Walking with Dignity

It takes five minutes to drive through a town like Coatesville, Pennsylvania, but in the forty minutes it took us to walk, we were struck by the simple beauty of it’s design, and the warmth and hospitality of the residents we encountered.

Take Tom, for instance. Our first interaction in the town, Tom had a handsome, white beard, a round face, and United States Army veteran hat atop his head. Tom was outside his home, shoveling snow, when we came walking by with our massive pushcart and neon safety vests. We helped him shovel his walkway, he shared stories from his childhood in Coatesville, and from his experience in the army, and soon we had developed a rapport with this stranger. Before we parted ways, Tom made a donation to JOIN, paid for our lunch, and urged us to be safe on our journey with the sincerity of a close friend.

Or take the man shoveling outside the massive brick building, who saw our cart, and, assuming we were homeless, invited us inside for a warm meal. “It’s not much, but it does the job,” he said, motioning us over from the street. Even after we explained we weren’t homeless, and talked about the walk, he still invited us in, eager to help out a neighbor. They may not have had much, but the soup was warm, we rested our legs, and the one man working exuded a gentle grace and humility that would welcome any stranger. “Quiet dignity” was how we described it afterwards. With a quiet dignity and calming grace, they were serving those most in need in their community. We left that building frustrated by the evident lack of resources available for them, curious what homelessness looked like in a city so small, and grateful for the beautiful, humbling experience they invited us into.

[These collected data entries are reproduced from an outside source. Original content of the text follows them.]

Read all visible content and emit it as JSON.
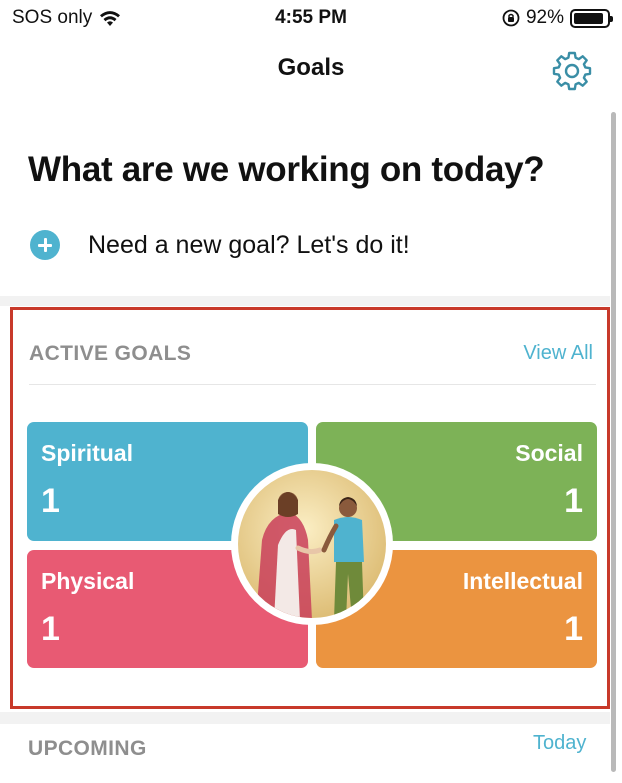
{
  "status_bar": {
    "carrier": "SOS only",
    "time": "4:55 PM",
    "battery": "92%",
    "battery_level": 0.92
  },
  "nav": {
    "title": "Goals",
    "settings_icon": "gear-icon"
  },
  "headline": "What are we working on today?",
  "new_goal": {
    "icon": "plus-circle-icon",
    "label": "Need a new goal? Let's do it!"
  },
  "active_goals": {
    "title": "ACTIVE GOALS",
    "view_all": "View All",
    "cards": [
      {
        "label": "Spiritual",
        "count": "1",
        "color": "#4fb3cf"
      },
      {
        "label": "Social",
        "count": "1",
        "color": "#7db257"
      },
      {
        "label": "Physical",
        "count": "1",
        "color": "#e85a73"
      },
      {
        "label": "Intellectual",
        "count": "1",
        "color": "#eb9440"
      }
    ],
    "highlight_color": "#c8392a"
  },
  "upcoming": {
    "title": "UPCOMING",
    "today": "Today"
  },
  "colors": {
    "accent": "#4fb3cf",
    "section_label": "#8e8e8e"
  }
}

Or take the woman driving past us towards the freeway, who slowed her car down, and shouted at us “where ya going?” When we replied San Francisco, she grabbed a $20 bill from her pocket, raised her hand to the sky, and waited for us to cross traffic to retrieve it.

Often people see our cart and assume we are homeless. They avoid eye contact with us, looking away before reading our sign. What has struck us about some places is how friendly people are to us, despite thinking we might be homeless.

Quiet dignity. A community like Coatesville was ready to embrace a stranger as if they were neighbors, even if that stranger was actually just two crazy kids, trying to walk across America.